Today, Macron took time to visit NASA and talk about cooperative projects including the Surface Water and Ocean Topography (SWOT) spacecraft. A joint effort between NASA and France’s space agency CNES, SWOT is scheduled for launch on December 12.

French President Emmanuel Macron and U.S. Vice President Kamala Harris, center, meet at NASA Headquarters, Washington, D.C.,  November 30, 2022. NASA Administrator Bill Nelson is at the end to the right. Photo credit: NASA/Keegan Barber

Harris, who chairs the White House National Space Council, met with Macron a year ago in Paris where she urged him to sign the Artemis Accords and announced the U.S. would join the French-led Space for Climate Observatory. The two countries also agreed to create a Comprehensive Dialogue on Space.

France signed the Artemis Accords on June 7, 2022. Two days later NOAA Administrator Rick Spinrad signed the Space for Climate Observatory charter.
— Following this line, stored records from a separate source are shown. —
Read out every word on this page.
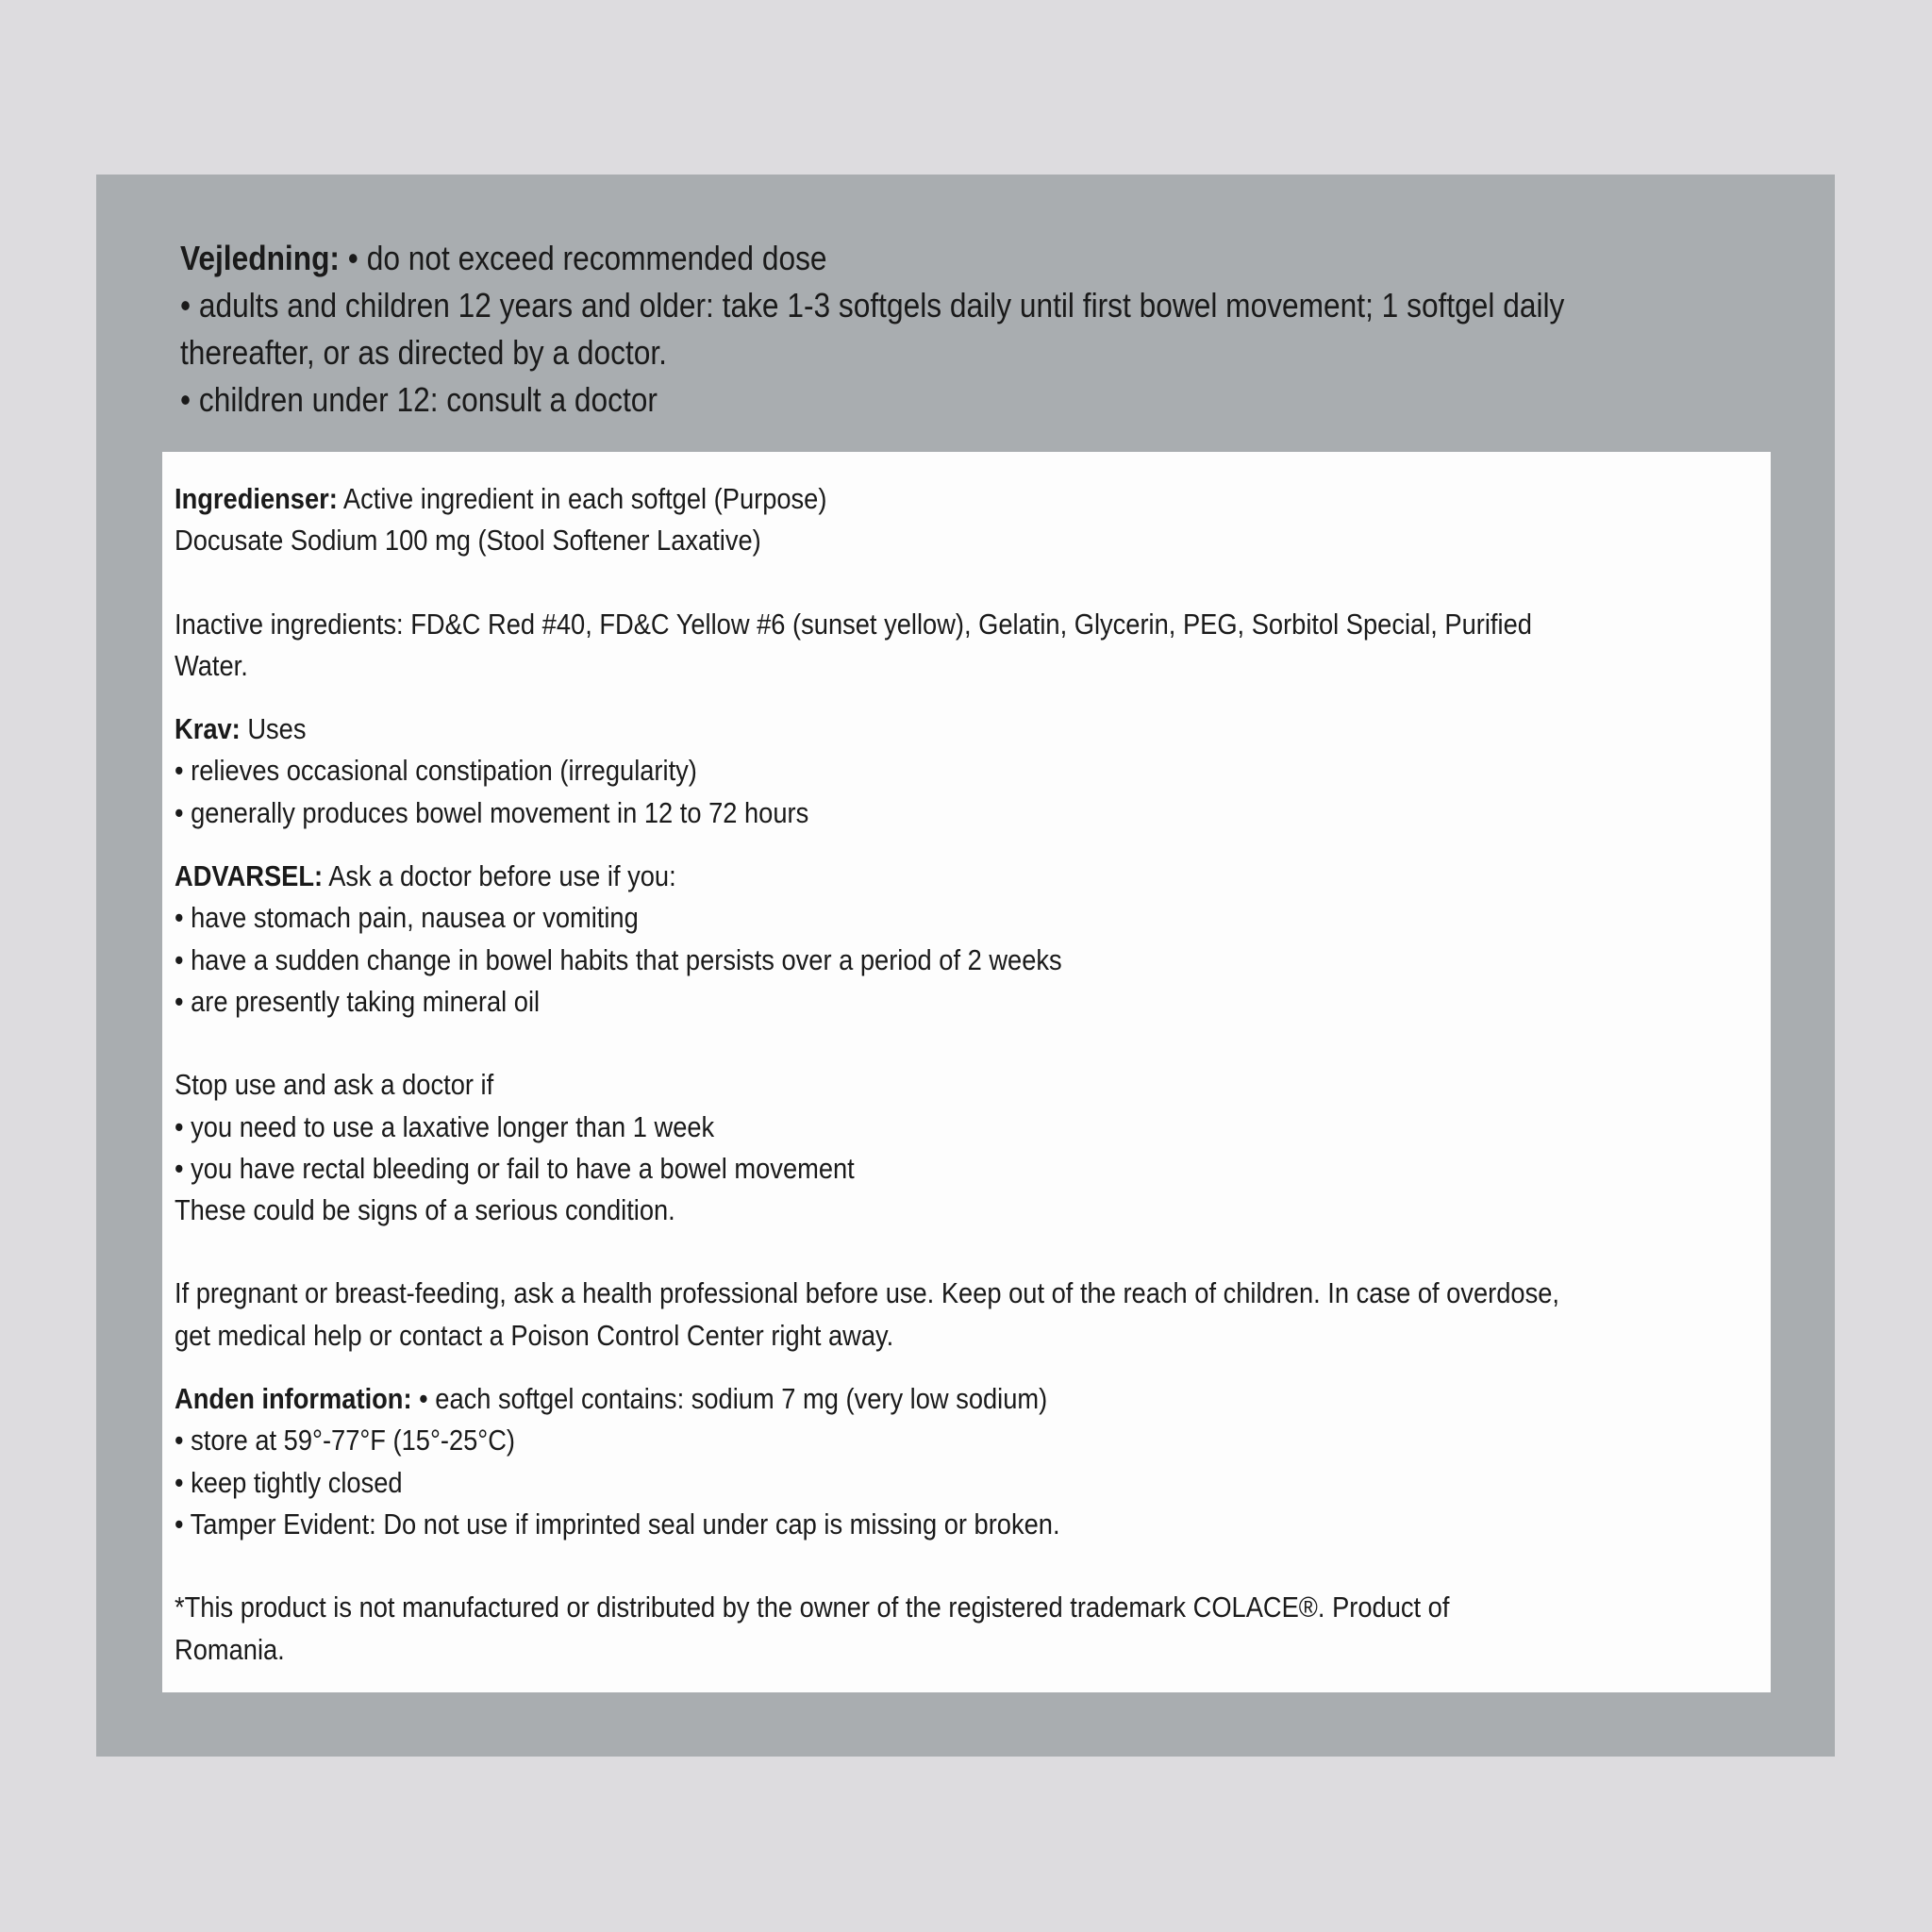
Vejledning: • do not exceed recommended dose

• adults and children 12 years and older: take 1-3 softgels daily until first bowel movement; 1 softgel daily

thereafter, or as directed by a doctor.

• children under 12: consult a doctor

Ingredienser: Active ingredient in each softgel (Purpose)

Docusate Sodium 100 mg (Stool Softener Laxative)

Inactive ingredients: FD&C Red #40, FD&C Yellow #6 (sunset yellow), Gelatin, Glycerin, PEG, Sorbitol Special, Purified

Water.

Krav: Uses

• relieves occasional constipation (irregularity)

• generally produces bowel movement in 12 to 72 hours

ADVARSEL: Ask a doctor before use if you:

• have stomach pain, nausea or vomiting

• have a sudden change in bowel habits that persists over a period of 2 weeks

• are presently taking mineral oil

Stop use and ask a doctor if

• you need to use a laxative longer than 1 week

• you have rectal bleeding or fail to have a bowel movement

These could be signs of a serious condition.

If pregnant or breast-feeding, ask a health professional before use. Keep out of the reach of children. In case of overdose,

get medical help or contact a Poison Control Center right away.

Anden information: • each softgel contains: sodium 7 mg (very low sodium)

• store at 59°-77°F (15°-25°C)

• keep tightly closed

• Tamper Evident: Do not use if imprinted seal under cap is missing or broken.

*This product is not manufactured or distributed by the owner of the registered trademark COLACE®. Product of

Romania.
The first meeting of the Comprehensive Dialogue on Space took place on November 10.

In their remarks today, the two heralded long-standing U.S.-French space cooperation and promised more in the future.

That includes an agreement formally signed today between NASA Administrator Bill Nelson and CNES President Phillipe Baptiste for France to provide one of the seismometers for the Farside Seismic Suite that will return the first seismic data from the far side of the Moon. FSS is one of the payloads on Draper’s Commercial Lunar Payload Services (CLPS) mission scheduled for launch in 2025.

NASA Administrator Bill Nelson (L) and CNES President Phillipe Baptiste (R) sign agreement on the Farside Seismic Suite, November 30, 2022. Photo Credit: NASA/Keegan Barber

On the national security space front, France became the 10th country to agree not to conduct tests of direct-ascent ASAT weapons yesterday. In April, Harris announced the U.S. would not do so and asked other countries to join. It is not a ban on ASAT tests overall, only those that create debris imperiling other spacecraft, including space stations.

Switzerland became the ninth country to sign in October, joining the U.S., Canada, New Zealand, Japan, Germany, the United Kingdom, South Korea and Australia.

Now there are 10.

Yesterday, France make the commitment, though its statement did not mention U.S. leadership in calling for the ban. Instead it referenced the U.N. First Committee’s resolution adopted four weeks ago that was co-sponsored by France.